The consolidation of the Central and Eastern European economies and the management of their debt problems actually serve the interests of the developing countries. The default or bankruptcy of any Central or Eastern European country could have broad and undesirable consequences for developing countries. This is true even without mention of the fact that some Central and Eastern European debt had originated in the transfer of resources to developing countries. A consolidated and prosperous Central and Eastern Europe will have more resources and capacities for helping developing countries; the region represents a major, potential addition to the world market, and these countries, if successful, will themselves become sources of capital and technology exports. It is in the overall interest of developing countries that Central and Eastern Europe develops and grows.

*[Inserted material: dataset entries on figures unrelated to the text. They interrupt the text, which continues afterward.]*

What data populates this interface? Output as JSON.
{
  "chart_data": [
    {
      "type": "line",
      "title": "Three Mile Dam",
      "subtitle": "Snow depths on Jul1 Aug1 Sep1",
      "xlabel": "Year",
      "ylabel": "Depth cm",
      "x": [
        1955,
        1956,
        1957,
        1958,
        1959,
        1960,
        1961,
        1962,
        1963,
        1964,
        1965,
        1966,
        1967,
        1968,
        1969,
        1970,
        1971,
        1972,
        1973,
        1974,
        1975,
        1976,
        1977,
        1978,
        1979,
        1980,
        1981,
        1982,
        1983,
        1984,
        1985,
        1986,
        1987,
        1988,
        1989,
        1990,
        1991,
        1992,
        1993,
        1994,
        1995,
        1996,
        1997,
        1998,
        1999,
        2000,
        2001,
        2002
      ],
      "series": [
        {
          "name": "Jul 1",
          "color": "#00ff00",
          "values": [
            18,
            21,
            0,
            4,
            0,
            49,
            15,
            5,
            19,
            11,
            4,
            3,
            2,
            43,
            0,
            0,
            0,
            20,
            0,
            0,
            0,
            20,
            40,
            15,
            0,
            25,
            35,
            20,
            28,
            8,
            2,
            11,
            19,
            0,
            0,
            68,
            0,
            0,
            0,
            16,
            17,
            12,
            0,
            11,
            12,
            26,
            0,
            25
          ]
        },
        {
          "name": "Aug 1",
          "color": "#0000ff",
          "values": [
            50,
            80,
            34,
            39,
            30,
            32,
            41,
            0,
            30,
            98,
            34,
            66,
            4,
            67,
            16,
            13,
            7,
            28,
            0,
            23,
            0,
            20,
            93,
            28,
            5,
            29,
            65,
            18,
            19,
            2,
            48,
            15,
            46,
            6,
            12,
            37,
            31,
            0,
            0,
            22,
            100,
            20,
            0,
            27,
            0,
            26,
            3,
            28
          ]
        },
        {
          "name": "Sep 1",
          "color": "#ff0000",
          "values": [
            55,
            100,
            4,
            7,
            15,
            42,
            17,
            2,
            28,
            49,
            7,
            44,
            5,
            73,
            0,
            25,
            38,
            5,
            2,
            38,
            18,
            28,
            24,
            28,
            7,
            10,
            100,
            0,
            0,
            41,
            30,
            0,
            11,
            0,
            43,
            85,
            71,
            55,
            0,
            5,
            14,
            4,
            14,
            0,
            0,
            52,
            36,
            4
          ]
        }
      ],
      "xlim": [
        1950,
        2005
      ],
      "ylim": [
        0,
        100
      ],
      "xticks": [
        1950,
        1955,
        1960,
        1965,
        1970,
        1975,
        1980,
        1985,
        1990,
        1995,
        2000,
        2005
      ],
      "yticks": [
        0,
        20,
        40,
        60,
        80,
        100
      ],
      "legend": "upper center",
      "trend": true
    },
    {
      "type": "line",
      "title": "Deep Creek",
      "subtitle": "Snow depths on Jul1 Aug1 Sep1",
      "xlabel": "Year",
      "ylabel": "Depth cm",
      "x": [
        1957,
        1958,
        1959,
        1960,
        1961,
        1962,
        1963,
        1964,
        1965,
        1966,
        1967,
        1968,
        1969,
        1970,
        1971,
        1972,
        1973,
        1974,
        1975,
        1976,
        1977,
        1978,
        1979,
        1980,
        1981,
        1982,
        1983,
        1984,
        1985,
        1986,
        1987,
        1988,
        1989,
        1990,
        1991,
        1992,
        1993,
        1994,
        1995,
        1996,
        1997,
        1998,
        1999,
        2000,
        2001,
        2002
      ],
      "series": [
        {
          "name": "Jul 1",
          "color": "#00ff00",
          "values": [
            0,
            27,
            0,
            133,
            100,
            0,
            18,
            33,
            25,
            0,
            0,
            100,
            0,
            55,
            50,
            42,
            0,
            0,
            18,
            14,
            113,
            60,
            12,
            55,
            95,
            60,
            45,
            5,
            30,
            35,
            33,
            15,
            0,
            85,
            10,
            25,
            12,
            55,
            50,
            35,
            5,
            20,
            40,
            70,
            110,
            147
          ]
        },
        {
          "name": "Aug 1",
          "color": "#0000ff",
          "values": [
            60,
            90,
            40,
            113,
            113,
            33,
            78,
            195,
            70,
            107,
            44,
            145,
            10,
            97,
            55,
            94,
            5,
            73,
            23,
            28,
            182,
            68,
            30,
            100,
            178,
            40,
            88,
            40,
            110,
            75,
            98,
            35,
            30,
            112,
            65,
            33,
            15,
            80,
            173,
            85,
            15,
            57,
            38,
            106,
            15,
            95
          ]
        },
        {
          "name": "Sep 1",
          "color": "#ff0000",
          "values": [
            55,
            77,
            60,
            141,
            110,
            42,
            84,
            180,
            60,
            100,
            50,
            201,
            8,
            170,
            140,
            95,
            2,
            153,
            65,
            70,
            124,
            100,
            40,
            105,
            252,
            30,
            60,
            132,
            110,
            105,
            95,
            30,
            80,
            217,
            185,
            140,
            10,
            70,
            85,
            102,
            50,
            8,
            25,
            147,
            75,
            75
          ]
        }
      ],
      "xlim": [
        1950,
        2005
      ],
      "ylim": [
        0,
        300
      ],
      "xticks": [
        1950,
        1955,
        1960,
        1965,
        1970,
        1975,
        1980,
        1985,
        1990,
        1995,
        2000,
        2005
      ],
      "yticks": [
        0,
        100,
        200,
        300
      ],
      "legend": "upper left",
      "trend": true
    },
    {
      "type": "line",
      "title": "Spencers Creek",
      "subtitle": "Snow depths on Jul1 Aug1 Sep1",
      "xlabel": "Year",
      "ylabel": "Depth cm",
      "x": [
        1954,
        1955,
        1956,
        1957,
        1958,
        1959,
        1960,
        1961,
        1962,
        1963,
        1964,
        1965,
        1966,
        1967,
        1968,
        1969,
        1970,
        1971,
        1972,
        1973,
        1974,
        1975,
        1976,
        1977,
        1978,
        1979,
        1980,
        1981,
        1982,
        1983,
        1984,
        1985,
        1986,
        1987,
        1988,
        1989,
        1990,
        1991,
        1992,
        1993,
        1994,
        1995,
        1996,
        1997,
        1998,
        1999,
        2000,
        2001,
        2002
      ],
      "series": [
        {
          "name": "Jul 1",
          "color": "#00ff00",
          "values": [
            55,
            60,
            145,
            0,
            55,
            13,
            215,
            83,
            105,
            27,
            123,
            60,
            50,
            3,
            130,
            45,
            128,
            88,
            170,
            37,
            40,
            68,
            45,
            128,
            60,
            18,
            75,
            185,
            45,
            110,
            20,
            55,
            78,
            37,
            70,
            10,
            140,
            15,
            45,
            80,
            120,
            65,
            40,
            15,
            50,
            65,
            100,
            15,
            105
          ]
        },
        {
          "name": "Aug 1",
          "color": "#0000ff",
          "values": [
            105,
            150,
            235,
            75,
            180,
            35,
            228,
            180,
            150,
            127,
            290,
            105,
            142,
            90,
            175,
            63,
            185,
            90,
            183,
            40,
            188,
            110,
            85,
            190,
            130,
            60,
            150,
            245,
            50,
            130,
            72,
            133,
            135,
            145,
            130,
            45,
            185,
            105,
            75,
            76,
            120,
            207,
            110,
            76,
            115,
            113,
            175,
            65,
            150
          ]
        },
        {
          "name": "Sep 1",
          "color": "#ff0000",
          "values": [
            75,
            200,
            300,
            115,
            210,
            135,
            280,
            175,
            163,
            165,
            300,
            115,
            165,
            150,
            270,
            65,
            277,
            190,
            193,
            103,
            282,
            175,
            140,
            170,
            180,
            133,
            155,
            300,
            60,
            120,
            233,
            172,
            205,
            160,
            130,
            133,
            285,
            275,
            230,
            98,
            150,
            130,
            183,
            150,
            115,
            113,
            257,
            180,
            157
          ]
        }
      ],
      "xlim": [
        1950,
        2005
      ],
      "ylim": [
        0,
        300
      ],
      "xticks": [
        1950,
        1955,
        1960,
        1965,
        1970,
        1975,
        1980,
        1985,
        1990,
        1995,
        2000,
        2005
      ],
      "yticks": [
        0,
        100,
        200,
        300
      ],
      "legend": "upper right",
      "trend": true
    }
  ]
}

Some of the NICs have already recognized the tremendous business potential of the region, and they are ready to take part in the consolidation of the region both as private investors (taking into account the appeal of such access to the broad European markets) and as financial contributors (as participants in the EBRD). Though the worries indicated above should not be ignored, the consequences of changes in Central and Eastern Europe for the developing countries and the world economy, if properly handled, are on balance beneficial for all sectors of the world economy.
General Assembly of the UN (1990), Declaration on International Economic Cooperation, in Particular the Revitalization of Economic Growth and Development of Developing Countries.
Horvath, Gyula (1991), "Az európai régiók gazdasági együttmüködése" (Economic cooperation of European regions). Europa Forum. Budapest, I, No. 1 (August).